Question

A copper atom has $29$ electrons revolving around the nucleus. A copper ball contains $4 \times {10^{23}}$ atoms. What fraction of the electrons are removed to give the ball a charge of $ + 9.6\mu C$ ?
A.$ \sim 1.8 \times {10^{ - 13}}$
B.$ \sim 1.3 \times {10^{ - 12}}$
C.$ \sim 6 \times {10^{ - 10}}$
D.$ \sim 5.2 \times {10^{12}}$

Answer 1

Hint: Given that the electrons are revolving and are to be removed, it is to be noted that the process of the addition or removal of electrons is known as ionization.
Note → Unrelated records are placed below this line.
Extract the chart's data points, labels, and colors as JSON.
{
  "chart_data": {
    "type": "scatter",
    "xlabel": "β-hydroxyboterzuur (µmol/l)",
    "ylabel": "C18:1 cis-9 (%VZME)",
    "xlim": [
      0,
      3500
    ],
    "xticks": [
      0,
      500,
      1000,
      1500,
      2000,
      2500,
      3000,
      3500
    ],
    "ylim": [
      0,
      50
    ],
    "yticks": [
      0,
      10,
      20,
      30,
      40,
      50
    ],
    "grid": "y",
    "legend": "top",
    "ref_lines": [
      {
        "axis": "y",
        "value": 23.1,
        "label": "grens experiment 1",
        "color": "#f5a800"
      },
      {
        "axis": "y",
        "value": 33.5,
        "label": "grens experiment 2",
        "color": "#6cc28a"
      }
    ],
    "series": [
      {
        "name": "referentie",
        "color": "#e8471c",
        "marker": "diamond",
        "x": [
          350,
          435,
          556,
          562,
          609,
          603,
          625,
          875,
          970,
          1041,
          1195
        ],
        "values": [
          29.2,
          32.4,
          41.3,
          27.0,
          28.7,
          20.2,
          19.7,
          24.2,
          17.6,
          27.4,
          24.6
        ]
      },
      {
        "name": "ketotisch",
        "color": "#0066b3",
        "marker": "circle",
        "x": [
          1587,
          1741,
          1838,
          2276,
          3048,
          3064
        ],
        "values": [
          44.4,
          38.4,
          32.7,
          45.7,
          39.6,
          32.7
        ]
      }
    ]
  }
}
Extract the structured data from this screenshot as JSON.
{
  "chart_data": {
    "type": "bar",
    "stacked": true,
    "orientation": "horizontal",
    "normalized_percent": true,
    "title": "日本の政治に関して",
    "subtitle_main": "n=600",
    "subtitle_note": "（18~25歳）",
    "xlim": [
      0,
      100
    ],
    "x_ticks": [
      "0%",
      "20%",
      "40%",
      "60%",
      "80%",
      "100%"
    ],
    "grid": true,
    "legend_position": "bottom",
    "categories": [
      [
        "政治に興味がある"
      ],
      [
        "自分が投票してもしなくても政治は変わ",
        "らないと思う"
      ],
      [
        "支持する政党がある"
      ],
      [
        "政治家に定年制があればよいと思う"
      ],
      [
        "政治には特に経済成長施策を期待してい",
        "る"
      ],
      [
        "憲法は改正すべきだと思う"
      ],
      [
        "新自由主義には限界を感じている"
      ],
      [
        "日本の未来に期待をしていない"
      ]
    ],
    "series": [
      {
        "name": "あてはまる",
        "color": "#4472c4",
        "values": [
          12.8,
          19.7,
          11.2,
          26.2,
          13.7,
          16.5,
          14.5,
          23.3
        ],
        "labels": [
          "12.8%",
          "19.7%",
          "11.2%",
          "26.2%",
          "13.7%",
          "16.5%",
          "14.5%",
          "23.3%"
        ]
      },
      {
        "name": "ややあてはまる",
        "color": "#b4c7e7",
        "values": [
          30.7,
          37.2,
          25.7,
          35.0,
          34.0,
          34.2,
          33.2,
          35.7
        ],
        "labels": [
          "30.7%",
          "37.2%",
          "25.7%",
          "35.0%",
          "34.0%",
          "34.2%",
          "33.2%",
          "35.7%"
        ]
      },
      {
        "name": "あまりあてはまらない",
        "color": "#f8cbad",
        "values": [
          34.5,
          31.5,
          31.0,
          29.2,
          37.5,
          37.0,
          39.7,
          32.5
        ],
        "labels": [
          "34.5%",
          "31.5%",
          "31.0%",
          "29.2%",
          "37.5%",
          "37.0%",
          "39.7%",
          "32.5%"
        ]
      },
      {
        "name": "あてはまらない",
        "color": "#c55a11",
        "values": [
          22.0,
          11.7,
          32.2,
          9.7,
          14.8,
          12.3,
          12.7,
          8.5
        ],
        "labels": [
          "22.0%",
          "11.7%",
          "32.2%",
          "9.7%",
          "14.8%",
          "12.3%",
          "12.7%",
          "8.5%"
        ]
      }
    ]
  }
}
The atom or the molecule will acquire a positive or a negative charge on the addition or removal of electrons.

Complete answer:
Step I:
Given that the charge on each copper atom is$n = 29$
Number of electron in each copper atom $e = 4 \times {10^{23}}$
Total charge is given by
$q = n \times e$
Substituting the values, of n and e and evaluating total charge,
$q = 29 \times 4 \times {10^{23}} = 1160 \times {10^{23}}$
Step II:
The ball is to be given a charge of $ + 9.6\mu C$
Or $9.6 \times {10^{ - 6}}C$
Step III:
Charge on one electron$ = 1.6 \times {10^{ - 19}}C$
Total number of electrons in $9.6\mu C = \dfrac{{9.6}}{{1.6 \times {{10}^{ - 19}}}}$
$ = 6 \times {10^{19}}$
Step IV:
Required fraction of electrons that are to be removed to get required charge $ = \dfrac{{6 \times {{10}^{19}}}}{{1160 \times {{10}^{23}}}}$
or \[ = 5.17 \times {10^{12}} \sim 5.2 \times {10^{12}}\]
Step V:
The number of electrons that are to be removed to give the ball a charge of $ + 9.6\mu C \sim 5.2 \times {10^{12}}$

Therefore, Option D is the right answer.

Note:
It is to be noted that in order to add or remove an electron from an atom to give the required charge, a particular minimum amount of energy is to be supplied to remove the electron that is most loosely bounded or is present in the outermost shell of the atom. This energy is called ionization energy. After gaining or losing an electron, the atom becomes an ion. If the size of the atom is greater due to the presence of more shells, the outermost electrons are held less tightly by the nucleus and will be easy to remove. The ionization energy will be less in this case.